Николаенко оглядел Зонненброка и Штирлица из-под толстых стекол очков, свалившихся на бугристый конец большого носа. Глаза Николаенко показались Штирлицу бездонно голубыми островками донского неба, такими же чистыми и стремительными.
– Отвечаю, — продолжал Николаенко торжествующе. — Поскольку у птиц пение присуще лишь самцам и является симптомом полового чувства, у мужчин музыкальный гений — в этом я согласен с Мечниковым — составляет вторичный половой признак, вроде усов и бороды. Но если музыкальный дар прямо связан с половой психикой, то отчего же нам отвергать эту гипотезу в приложении к литературе, живописи, политике, наконец?!
– При чем здесь политика? — насупился Зонненброк. — Законы политики питаются иными посылами.
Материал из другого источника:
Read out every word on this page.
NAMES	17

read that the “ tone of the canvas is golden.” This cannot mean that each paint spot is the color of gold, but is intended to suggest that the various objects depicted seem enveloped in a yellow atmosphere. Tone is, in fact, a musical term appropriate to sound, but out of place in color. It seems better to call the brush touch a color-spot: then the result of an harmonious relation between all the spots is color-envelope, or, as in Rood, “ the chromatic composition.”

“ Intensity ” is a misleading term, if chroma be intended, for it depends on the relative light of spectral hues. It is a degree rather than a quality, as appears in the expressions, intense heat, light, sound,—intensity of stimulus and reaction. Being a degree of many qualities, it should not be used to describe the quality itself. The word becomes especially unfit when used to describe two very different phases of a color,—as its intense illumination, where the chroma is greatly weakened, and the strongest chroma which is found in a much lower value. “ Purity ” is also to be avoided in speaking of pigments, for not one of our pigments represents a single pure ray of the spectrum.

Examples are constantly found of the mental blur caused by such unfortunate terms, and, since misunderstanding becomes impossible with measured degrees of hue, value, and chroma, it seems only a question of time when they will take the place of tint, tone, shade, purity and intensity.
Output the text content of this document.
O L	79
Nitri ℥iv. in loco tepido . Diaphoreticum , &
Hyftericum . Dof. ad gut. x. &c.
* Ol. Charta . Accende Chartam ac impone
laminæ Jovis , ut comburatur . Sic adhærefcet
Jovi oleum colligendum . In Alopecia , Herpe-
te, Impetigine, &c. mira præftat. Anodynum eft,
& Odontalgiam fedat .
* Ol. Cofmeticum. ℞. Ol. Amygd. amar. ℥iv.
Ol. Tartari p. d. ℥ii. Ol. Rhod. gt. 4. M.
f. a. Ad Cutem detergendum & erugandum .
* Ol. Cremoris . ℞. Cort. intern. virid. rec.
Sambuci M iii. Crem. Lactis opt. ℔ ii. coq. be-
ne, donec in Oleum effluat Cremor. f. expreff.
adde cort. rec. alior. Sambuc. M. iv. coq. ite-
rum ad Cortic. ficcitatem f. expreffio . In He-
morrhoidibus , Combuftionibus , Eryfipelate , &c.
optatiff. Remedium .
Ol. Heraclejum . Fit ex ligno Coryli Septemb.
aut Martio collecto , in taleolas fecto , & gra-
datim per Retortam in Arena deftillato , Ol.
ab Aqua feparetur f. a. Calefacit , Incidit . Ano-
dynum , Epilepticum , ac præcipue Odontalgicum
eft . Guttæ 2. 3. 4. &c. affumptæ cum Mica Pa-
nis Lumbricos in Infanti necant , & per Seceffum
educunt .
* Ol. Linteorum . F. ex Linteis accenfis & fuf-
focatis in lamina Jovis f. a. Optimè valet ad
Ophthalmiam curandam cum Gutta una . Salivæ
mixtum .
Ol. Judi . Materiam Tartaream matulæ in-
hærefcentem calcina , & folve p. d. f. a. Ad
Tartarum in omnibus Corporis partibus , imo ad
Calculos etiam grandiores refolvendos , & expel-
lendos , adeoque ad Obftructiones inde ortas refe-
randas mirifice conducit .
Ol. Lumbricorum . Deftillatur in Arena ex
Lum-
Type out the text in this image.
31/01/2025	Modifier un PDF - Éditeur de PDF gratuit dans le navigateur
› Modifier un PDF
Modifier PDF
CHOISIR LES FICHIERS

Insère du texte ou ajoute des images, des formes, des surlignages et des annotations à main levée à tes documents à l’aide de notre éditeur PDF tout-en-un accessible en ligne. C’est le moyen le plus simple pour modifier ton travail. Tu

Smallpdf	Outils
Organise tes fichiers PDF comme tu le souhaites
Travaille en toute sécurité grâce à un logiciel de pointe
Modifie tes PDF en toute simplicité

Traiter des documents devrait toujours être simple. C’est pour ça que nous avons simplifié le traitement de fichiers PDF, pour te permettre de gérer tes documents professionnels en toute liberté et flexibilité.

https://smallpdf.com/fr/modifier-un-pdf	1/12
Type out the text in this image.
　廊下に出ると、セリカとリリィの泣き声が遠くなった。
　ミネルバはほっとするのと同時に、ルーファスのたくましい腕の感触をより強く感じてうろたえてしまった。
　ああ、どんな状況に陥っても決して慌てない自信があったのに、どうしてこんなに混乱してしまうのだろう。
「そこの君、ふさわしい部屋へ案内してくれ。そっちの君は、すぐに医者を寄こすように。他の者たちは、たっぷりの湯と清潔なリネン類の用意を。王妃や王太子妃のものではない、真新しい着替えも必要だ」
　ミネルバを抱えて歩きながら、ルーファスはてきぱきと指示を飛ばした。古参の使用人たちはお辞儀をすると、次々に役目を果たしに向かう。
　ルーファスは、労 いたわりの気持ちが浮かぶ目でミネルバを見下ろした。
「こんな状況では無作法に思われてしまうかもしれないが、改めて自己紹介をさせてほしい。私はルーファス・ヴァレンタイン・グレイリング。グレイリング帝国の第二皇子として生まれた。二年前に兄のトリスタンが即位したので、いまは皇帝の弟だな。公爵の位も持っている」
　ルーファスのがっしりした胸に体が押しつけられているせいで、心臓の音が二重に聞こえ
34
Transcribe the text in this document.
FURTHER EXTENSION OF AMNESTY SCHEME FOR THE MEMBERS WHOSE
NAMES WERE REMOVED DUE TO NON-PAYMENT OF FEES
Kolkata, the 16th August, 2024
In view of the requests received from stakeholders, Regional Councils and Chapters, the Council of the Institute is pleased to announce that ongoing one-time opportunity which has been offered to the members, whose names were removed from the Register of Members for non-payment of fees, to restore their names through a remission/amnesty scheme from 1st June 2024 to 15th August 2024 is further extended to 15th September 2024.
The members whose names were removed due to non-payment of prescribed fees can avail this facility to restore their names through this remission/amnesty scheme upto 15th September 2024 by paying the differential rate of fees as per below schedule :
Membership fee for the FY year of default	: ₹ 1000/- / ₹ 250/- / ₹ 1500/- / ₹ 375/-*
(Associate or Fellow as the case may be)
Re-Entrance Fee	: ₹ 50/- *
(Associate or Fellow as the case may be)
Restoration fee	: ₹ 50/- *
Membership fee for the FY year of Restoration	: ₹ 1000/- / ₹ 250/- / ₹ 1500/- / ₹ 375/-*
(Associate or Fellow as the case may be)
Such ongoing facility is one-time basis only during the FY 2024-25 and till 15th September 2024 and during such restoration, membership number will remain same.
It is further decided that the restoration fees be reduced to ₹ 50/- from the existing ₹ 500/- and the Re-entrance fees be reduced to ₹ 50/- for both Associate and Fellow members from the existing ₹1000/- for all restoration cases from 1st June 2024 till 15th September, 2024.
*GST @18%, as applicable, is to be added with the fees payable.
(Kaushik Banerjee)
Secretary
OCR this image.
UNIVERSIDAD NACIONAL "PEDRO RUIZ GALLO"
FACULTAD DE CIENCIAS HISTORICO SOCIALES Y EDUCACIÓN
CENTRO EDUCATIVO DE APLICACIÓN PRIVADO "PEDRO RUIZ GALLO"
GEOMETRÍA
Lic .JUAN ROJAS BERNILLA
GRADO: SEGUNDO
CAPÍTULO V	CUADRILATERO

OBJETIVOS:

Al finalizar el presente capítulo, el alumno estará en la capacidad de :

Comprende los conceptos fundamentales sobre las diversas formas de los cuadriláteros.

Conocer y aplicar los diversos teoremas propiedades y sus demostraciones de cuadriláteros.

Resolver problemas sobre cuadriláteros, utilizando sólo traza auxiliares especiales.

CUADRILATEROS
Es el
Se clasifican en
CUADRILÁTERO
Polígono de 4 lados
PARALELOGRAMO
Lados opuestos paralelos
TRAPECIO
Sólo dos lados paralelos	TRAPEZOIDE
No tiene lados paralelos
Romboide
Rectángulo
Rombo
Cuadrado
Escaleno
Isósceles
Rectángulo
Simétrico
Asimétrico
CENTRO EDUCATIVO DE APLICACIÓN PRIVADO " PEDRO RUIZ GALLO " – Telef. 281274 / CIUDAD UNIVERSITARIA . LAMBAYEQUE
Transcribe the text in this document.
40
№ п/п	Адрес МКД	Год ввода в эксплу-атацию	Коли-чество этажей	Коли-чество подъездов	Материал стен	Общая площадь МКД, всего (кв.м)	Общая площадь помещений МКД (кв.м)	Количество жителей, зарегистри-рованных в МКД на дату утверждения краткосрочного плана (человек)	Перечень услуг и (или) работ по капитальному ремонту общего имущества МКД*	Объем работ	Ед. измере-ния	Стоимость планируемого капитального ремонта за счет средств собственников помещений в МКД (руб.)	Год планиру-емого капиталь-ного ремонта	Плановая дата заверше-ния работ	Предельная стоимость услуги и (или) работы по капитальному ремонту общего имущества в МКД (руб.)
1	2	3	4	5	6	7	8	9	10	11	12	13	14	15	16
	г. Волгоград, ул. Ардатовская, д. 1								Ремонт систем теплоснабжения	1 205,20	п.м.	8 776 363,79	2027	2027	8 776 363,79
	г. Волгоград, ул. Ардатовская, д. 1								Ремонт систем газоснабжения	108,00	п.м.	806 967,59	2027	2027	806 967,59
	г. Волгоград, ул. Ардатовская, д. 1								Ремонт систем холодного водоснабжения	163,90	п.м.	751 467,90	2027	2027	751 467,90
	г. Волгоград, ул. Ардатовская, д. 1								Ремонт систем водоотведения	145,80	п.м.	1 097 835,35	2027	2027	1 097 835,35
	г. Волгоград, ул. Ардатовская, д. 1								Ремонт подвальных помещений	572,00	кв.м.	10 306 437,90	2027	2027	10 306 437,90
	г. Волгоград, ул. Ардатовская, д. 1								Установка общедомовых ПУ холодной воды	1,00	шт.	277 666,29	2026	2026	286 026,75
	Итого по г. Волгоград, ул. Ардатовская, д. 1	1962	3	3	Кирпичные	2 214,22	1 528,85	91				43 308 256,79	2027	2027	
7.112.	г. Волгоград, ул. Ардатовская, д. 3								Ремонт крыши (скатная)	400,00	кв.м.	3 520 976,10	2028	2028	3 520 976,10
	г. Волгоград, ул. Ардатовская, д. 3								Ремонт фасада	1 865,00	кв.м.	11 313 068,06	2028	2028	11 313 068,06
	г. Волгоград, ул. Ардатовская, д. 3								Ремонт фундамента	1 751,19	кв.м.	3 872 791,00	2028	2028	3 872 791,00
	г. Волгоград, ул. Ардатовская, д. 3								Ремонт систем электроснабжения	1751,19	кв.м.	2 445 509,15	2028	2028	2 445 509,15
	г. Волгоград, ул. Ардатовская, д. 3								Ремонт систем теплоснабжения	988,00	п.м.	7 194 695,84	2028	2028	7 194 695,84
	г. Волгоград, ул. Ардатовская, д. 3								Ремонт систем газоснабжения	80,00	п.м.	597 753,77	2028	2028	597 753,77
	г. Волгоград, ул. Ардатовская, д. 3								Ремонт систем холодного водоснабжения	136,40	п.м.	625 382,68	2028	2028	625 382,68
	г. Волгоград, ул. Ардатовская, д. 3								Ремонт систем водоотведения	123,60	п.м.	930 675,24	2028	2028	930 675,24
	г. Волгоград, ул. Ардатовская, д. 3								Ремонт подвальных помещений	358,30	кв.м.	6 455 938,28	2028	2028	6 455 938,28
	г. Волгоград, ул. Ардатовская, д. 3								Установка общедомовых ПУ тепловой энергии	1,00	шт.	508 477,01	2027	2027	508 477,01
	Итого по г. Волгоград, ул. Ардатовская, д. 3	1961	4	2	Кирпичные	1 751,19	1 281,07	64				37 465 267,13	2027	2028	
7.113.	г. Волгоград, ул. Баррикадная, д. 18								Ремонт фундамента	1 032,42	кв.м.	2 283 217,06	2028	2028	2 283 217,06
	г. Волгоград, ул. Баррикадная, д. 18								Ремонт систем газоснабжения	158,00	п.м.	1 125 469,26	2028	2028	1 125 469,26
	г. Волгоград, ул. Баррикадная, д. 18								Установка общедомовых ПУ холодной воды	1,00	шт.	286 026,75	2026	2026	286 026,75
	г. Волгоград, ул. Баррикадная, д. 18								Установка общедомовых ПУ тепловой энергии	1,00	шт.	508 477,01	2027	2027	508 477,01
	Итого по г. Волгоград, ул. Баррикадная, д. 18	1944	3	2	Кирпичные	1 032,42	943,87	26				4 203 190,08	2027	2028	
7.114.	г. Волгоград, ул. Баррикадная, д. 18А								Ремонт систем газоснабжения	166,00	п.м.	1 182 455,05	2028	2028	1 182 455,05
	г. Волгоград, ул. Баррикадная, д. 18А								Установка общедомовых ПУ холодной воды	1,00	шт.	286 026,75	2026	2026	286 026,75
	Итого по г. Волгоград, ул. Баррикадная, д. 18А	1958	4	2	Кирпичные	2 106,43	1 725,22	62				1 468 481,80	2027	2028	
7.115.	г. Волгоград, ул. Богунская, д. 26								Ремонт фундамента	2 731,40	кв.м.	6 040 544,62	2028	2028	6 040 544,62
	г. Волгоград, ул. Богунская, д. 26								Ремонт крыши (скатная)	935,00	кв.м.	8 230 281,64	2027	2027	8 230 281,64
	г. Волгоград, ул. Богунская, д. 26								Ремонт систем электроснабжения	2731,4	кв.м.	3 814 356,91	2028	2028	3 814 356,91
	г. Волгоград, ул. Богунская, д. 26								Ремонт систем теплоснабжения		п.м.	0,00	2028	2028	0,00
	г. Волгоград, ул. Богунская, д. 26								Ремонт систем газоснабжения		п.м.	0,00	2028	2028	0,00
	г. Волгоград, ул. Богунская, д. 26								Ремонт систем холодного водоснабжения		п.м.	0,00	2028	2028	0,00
– Ну?! — удивился Николаенко. — А, по-вашему, литератор — это не политик? В его голове рождаются кабинеты министров, он выдвигает своих вождей, он дает миру идеи, которые приводят к социальным катаклизмам, он милует или убивает людей — своих героев, вызванных из небытия силой его духа, — он выжимает у вас реакцию сострадания, интереса, ненависти, и вы говорите, что он не политик?! А Бетховен — не политик? Вагнер? Или Глинка? Чайковский? Скрябин? Они больше, чем политики, они провозвестники чувственной идеи нации!